Embora VICTOR tenha atribuído a execução dos disparos exclusivamente ao indivíduo que o acompanhava, as imagens, informações no local, depoimentos testemunhais, a vestimenta encontrada em sua residência e os demais elementos já colhidos constituem circunstâncias que demandam investigação acerca de sua efetiva função na empreitada criminosa, não sendo possível, neste momento, acolher como verdadeira, de forma isolada, a versão exculpatória apresentada pelo conduzido
Polícia Civil

'Não mata o cara não' 

Em depoimento aos investigadores, uma testemunha disse ter ouvido os tiros, pois estava em uma casa próxima ao trailer. Ela contou que o dono de um food truck vizinho gritou "não mata o cara não". 

A pessoa disse aos policiais que desconhecia dívidas de agiotagem ou ameaças contra o casal morto a tiros. 

Outra testemunha disse também ter ouvido os disparos de arma de fogo e viu a pessoa de blusa azul subindo na garupa após a ocorrência, além de também ter ouvido a narração do dono de um trailer vizinho.

Suposto pedágio de facção 

Victor foi autuado em flagrante por homicídio, tráfico de drogas, porte ilegal de arma de fogo e receptação. Ele já possuía antecedentes por roubo, corrupção de menores, posse irregular de arma de fogo de uso permitido, tráfico ilícito de drogas, integrar organização criminosa e lesão corporal.

Ele apresentou versões contraditórias sobre a suposta motivação dos assassinatos e demonstrou receio de represálias de outros envolvidos. 

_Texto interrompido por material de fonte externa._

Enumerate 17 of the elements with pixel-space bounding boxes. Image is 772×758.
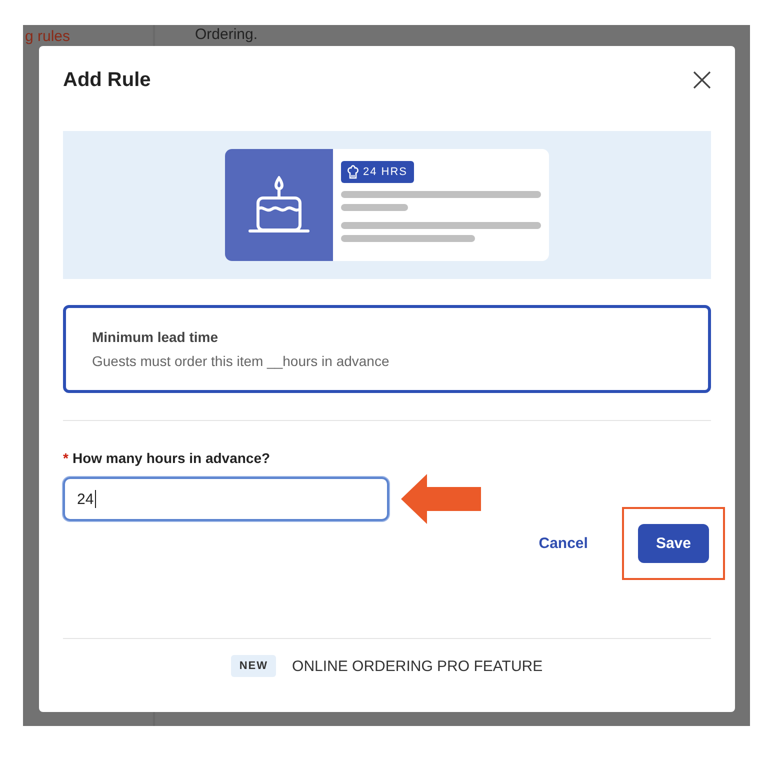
dialog-title: Add Rule	[63, 68, 151, 92]
save-button[interactable]: Save	[638, 524, 709, 563]
cancel-button[interactable]: Cancel	[538, 527, 588, 560]
chef-hat-icon	[347, 165, 359, 179]
required-mark: *	[63, 450, 68, 466]
field-label: How many hours in advance?	[72, 450, 270, 466]
rule-title: Minimum lead time	[92, 329, 220, 345]
new-badge: NEW	[231, 655, 276, 677]
input-field[interactable]: 24	[63, 477, 389, 521]
page-heading: Ordering.	[195, 26, 258, 43]
hours-badge: 24 HRS	[341, 161, 414, 183]
cake-icon	[248, 176, 310, 234]
rule-description: Guests must order this item __hours in advance	[92, 353, 390, 369]
placeholder-line	[341, 204, 408, 211]
rule-option[interactable]: Minimum lead time Guests must order this item __hours in advance	[63, 305, 711, 393]
close-icon[interactable]	[693, 71, 711, 89]
footer-text: ONLINE ORDERING PRO FEATURE	[292, 658, 543, 674]
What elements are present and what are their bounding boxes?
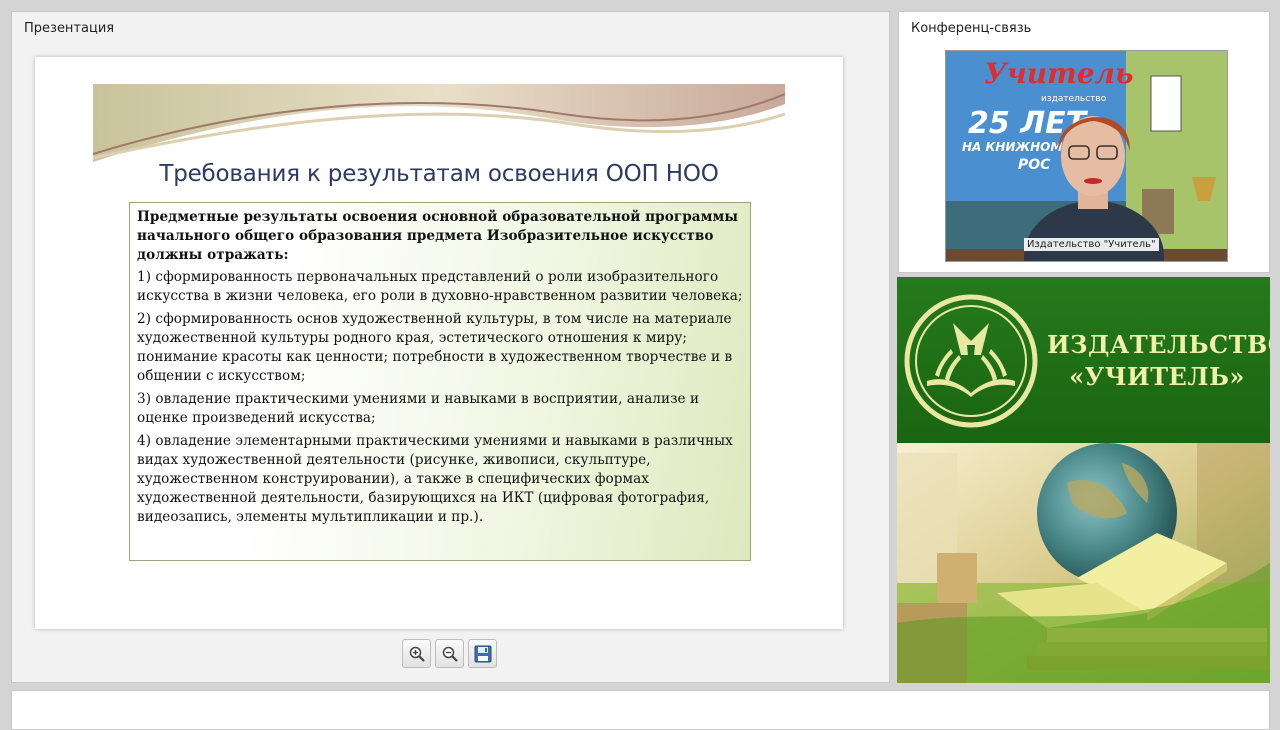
presentation-panel-title: Презентация xyxy=(24,21,115,36)
slide-list-item: 4) овладение элементарными практическими… xyxy=(137,433,733,525)
publisher-logo-icon xyxy=(904,294,1038,428)
slide-list-item: 3) овладение практическими умениями и на… xyxy=(137,391,700,426)
presentation-panel: Презентация Требования к результатам осв… xyxy=(11,11,890,683)
bottom-panel xyxy=(11,690,1270,730)
backdrop-text: НА КНИЖНОМ xyxy=(962,140,1062,154)
save-slide-button[interactable] xyxy=(468,639,497,668)
video-frame: Учитель издательство 25 ЛЕТ НА КНИЖНОМ Р… xyxy=(946,51,1227,261)
publisher-name-line1: ИЗДАТЕЛЬСТВО xyxy=(1047,330,1270,359)
backdrop-text: РОС xyxy=(1018,157,1051,173)
zoom-out-icon xyxy=(442,646,458,662)
slide-title: Требования к результатам освоения ООП НО… xyxy=(159,161,719,187)
slide-list-item: 1) сформированность первоначальных предс… xyxy=(137,269,743,304)
conference-panel: Конференц-связь Учитель издательство 25 … xyxy=(898,11,1270,273)
participant-name-label: Издательство "Учитель" xyxy=(1024,238,1159,251)
publisher-name-line2: «УЧИТЕЛЬ» xyxy=(1069,362,1245,391)
backdrop-text: издательство xyxy=(1041,94,1107,104)
floppy-disk-icon xyxy=(474,645,491,662)
participant-video[interactable]: Учитель издательство 25 ЛЕТ НА КНИЖНОМ Р… xyxy=(945,50,1228,262)
conference-panel-title: Конференц-связь xyxy=(911,21,1032,36)
backdrop-text: Учитель xyxy=(984,57,1134,90)
books-globe-image xyxy=(897,443,1270,683)
publisher-banner: ИЗДАТЕЛЬСТВО «УЧИТЕЛЬ» xyxy=(897,277,1270,683)
publisher-banner-header: ИЗДАТЕЛЬСТВО «УЧИТЕЛЬ» xyxy=(897,277,1270,443)
zoom-out-button[interactable] xyxy=(435,639,464,668)
slide-lead-text: Предметные результаты освоения основной … xyxy=(137,209,739,263)
slide-banner-decoration xyxy=(93,84,785,162)
slide: Требования к результатам освоения ООП НО… xyxy=(35,57,843,629)
zoom-in-button[interactable] xyxy=(402,639,431,668)
slide-content-box: Предметные результаты освоения основной … xyxy=(129,202,751,561)
slide-list-item: 2) сформированность основ художественной… xyxy=(137,311,733,384)
zoom-in-icon xyxy=(409,646,425,662)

Victor chegou a dizer, entretanto, que "ficou sabendo" que o crime podia estar relacionado à cobrança de "caixinha" de facção criminosa, briga com clientes ou agiotagem.

Essas são as linhas de investigação com as quais a Polícia trabalha. 

De acordo com testemunhas ouvidas pela Polícia Militar no local do crime, o casal de comerciantes teria se negado a pagar pedágio à facção criminosa Comando Vermelho. A informação consta no relatório policial ao qual a reportagem obteve acesso. 

Testemunhas ouvidas pela Polícia disseram ainda que, apesar das ameaças, o casal, por não concordar em pagar a taxa exigida, decidiu abrir o trailer e manter o funcionamento normal, ocasião em que teria ocorrido o ataque.